In 1929 he wrote Bound for the Rio Grande, an operetta based on English shanties, performed at the 1929 CPR Festival in Vancouver. His epic poem about his time aboard the Effie M. Morrissey, "The Log of the Record Run," was widely read and adopted by east coast fishermen with such authentic results that it was mistaken as a very old traditional song by folklorist Helen Creighton.

He died in Montreal on July 15, 1958.

===Photography===
An accomplished photographer, in 2006 he was the subject of a book by Nova Scotia writer M. Brook Taylor entitled A Camera on the Banks, which documents seven voyages to the Newfoundland Grand Banks where he toiled alongside other fishermen, at the same time documenting their condition in photographs and words. In conjunction with the launch of Taylor's book, the Maritime Museum of the Atlantic opened an exhibit on June 6, 2006 entitled A Camera on the Banks: The Work of Frederick William Wallace, which displayed part of the museum's extensive collection of Wallace's photographs. Some of these photographs had originally appeared in the National Geographic. The Wallace exhibit has since travelled in Nova Scotia to Lunenburg, Annapolis Royal, Digby and Shelburne.

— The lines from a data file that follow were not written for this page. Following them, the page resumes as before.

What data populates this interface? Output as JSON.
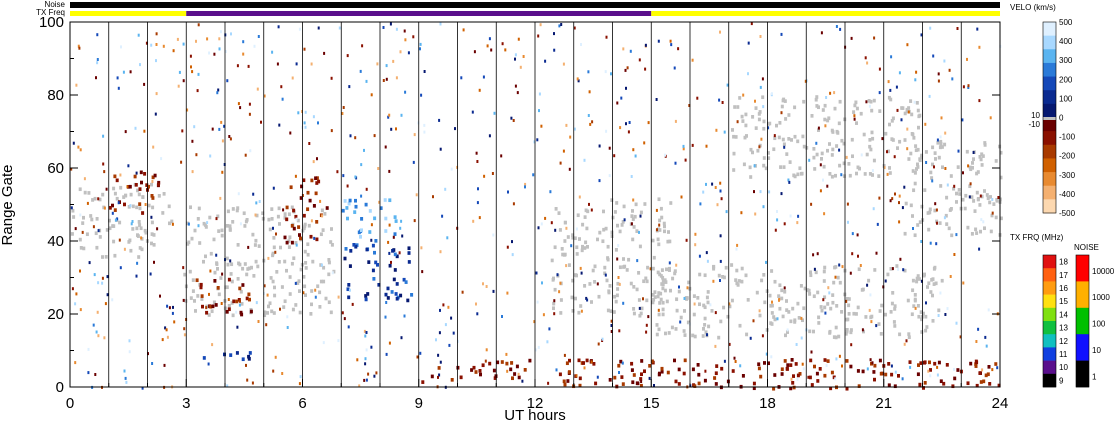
{
  "chart_data": {
    "type": "heatmap",
    "title": "",
    "xlabel": "UT hours",
    "ylabel": "Range Gate",
    "xlim": [
      0,
      24
    ],
    "ylim": [
      0,
      100
    ],
    "x_ticks": [
      "0",
      "3",
      "6",
      "9",
      "12",
      "15",
      "18",
      "21",
      "24"
    ],
    "y_ticks": [
      "0",
      "20",
      "40",
      "60",
      "80",
      "100"
    ],
    "status_bars": {
      "noise_label": "Noise",
      "txfreq_label": "TX Freq",
      "txfreq_segments": [
        {
          "start": 0,
          "end": 3,
          "color": "#ffff00"
        },
        {
          "start": 3,
          "end": 15,
          "color": "#5a0f8c"
        },
        {
          "start": 15,
          "end": 24,
          "color": "#ffff00"
        }
      ]
    },
    "velocity_colorbar": {
      "label": "VELO (km/s)",
      "ticks": [
        "500",
        "400",
        "300",
        "200",
        "100",
        "0",
        "-100",
        "-200",
        "-300",
        "-400",
        "-500"
      ],
      "ground_scatter_labels": [
        "10",
        "-10"
      ],
      "colors_positive": [
        "#dff0ff",
        "#a8d8ff",
        "#5ab4f0",
        "#2a7ad8",
        "#1448b8",
        "#0a2a90",
        "#061870"
      ],
      "colors_negative": [
        "#6a0000",
        "#8a1000",
        "#a83a00",
        "#d06000",
        "#e88a30",
        "#f4b070",
        "#fcd8b0"
      ],
      "ground_scatter_color": "#c0c0c0"
    },
    "txfreq_colorbar": {
      "label": "TX FRQ (MHz)",
      "ticks": [
        "18",
        "17",
        "16",
        "15",
        "14",
        "13",
        "12",
        "11",
        "10",
        "9"
      ],
      "colors": [
        "#e01010",
        "#ff6010",
        "#ff9c10",
        "#ffe010",
        "#80e010",
        "#10c040",
        "#10c0c0",
        "#1040e0",
        "#5a0f8c",
        "#000000"
      ]
    },
    "noise_colorbar": {
      "label": "NOISE",
      "ticks": [
        "10000",
        "1000",
        "100",
        "10",
        "1"
      ],
      "colors": [
        "#ff0000",
        "#ffb000",
        "#00c000",
        "#1010ff",
        "#000000"
      ]
    },
    "scatter_regions": [
      {
        "name": "ground-scatter-early",
        "t0": 0,
        "t1": 2.6,
        "g0": 36,
        "g1": 56,
        "kind": "ground"
      },
      {
        "name": "ground-scatter-morning",
        "t0": 2.9,
        "t1": 6.8,
        "g0": 20,
        "g1": 50,
        "kind": "ground"
      },
      {
        "name": "ground-scatter-midday",
        "t0": 12.4,
        "t1": 15.5,
        "g0": 20,
        "g1": 52,
        "kind": "ground"
      },
      {
        "name": "ground-scatter-afternoon",
        "t0": 15,
        "t1": 22.5,
        "g0": 14,
        "g1": 34,
        "kind": "ground"
      },
      {
        "name": "ground-scatter-evening",
        "t0": 21.5,
        "t1": 24,
        "g0": 42,
        "g1": 70,
        "kind": "ground"
      },
      {
        "name": "ground-scatter-upper",
        "t0": 17,
        "t1": 22,
        "g0": 58,
        "g1": 80,
        "kind": "ground"
      },
      {
        "name": "negative-early",
        "t0": 1,
        "t1": 2.4,
        "g0": 48,
        "g1": 60,
        "kind": "neg"
      },
      {
        "name": "negative-morning",
        "t0": 3.2,
        "t1": 4.8,
        "g0": 20,
        "g1": 30,
        "kind": "neg"
      },
      {
        "name": "negative-6h",
        "t0": 5.5,
        "t1": 6.6,
        "g0": 40,
        "g1": 58,
        "kind": "neg"
      },
      {
        "name": "positive-8h",
        "t0": 7,
        "t1": 8.8,
        "g0": 24,
        "g1": 40,
        "kind": "pos"
      },
      {
        "name": "positive-light-8h",
        "t0": 7,
        "t1": 8.4,
        "g0": 40,
        "g1": 52,
        "kind": "poslight"
      },
      {
        "name": "near-range-dark-red",
        "t0": 9,
        "t1": 24,
        "g0": 0,
        "g1": 8,
        "kind": "neg"
      },
      {
        "name": "positive-low-4h",
        "t0": 3.4,
        "t1": 5,
        "g0": 7,
        "g1": 10,
        "kind": "pos"
      }
    ]
  }
}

A bilingual version opened at the Canada Science and Technology Museum in Ottawa, Ontario on September 17, 2008.

==Publications==
- Blue Water: A Tale of the Deep Sea Fishermen, Toronto: Musson, 1907. Film version
- The Shack-Locker, 1916.
- The Viking Blood, 1920.
- Salt Seas And Sailormen, 1922.
- Wooden Ships and Iron Men: The story of the square-rigged merchant marine of British North America, the ships, their builders and owners, and the men who sailed them, London : Hodder and Stoughton, 1924 (reprinted by White Lion (London) in 1973).
- Captain Salvation, Grosset & Dunlap, 1925 (reprinted in 2005 by Formac with an introduction by Brook Taylor) ISBN 0-88780-676-7
- Tea From China, 1926.
- In the Wake of the Wind-Ships , London : Hodder and Stoughton, 1927.

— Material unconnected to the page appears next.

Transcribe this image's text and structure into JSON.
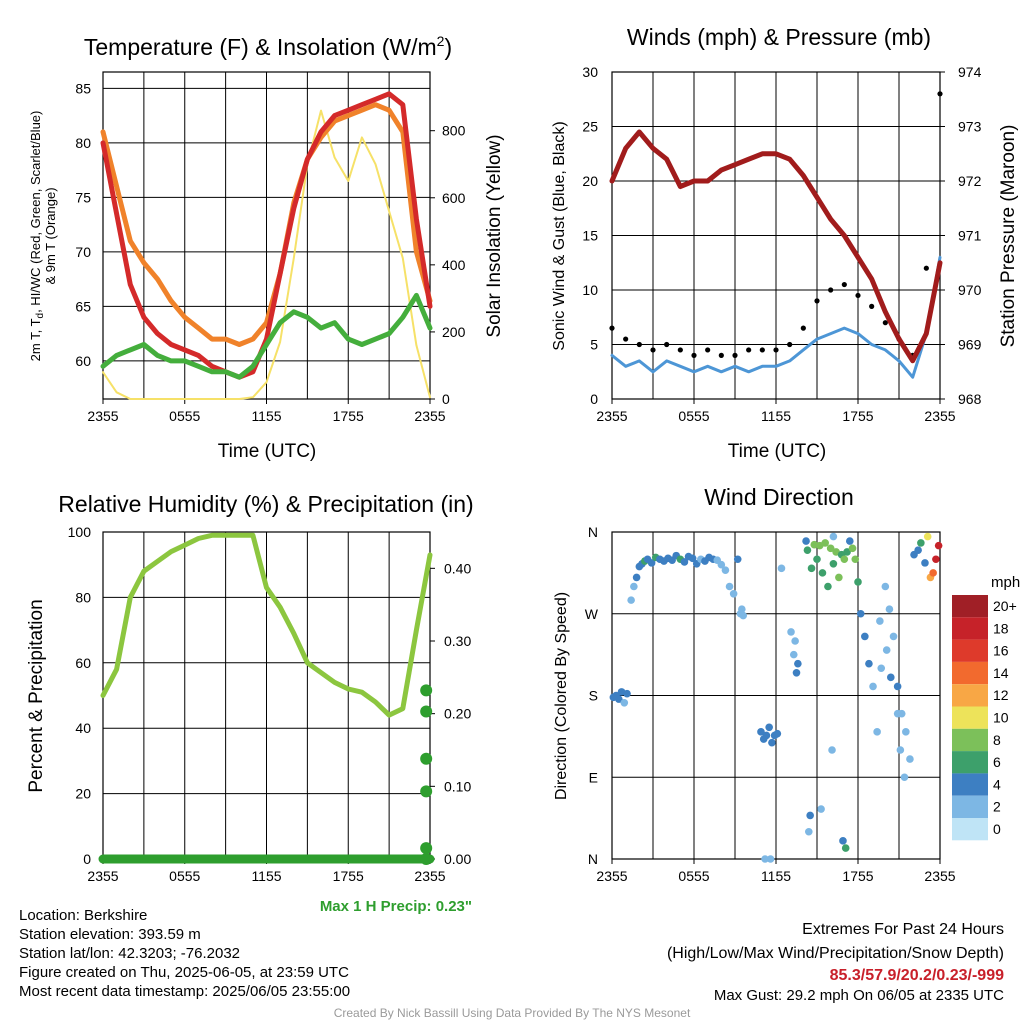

- Record of Canadian Shipping: A List of Square-Rigged Vessels, Mainly 500 tons and over built in the Eastern Provinces of British North America from the Year 1786 to 1920, Toronto: Musson, 1929.
- The Romance of a Great Port: The Story of Saint John New Brunswick, Saint John: Barnes & Co., 1935.
- Under Sail in the Last of the Clippers, Boston: Charles E. Lauriat, 1936.
- Canadian Fisheries Manual: Thirty Years Progress in Canada's Fish Industry (1914-44)
- Roving Fisherman: an autobiography recounting personal experiences in the commercial fishing fleets and fish industry of Canada and the United States, 1911–1924, Gardenvale, Quebec: Canadian Fisherman, 1955.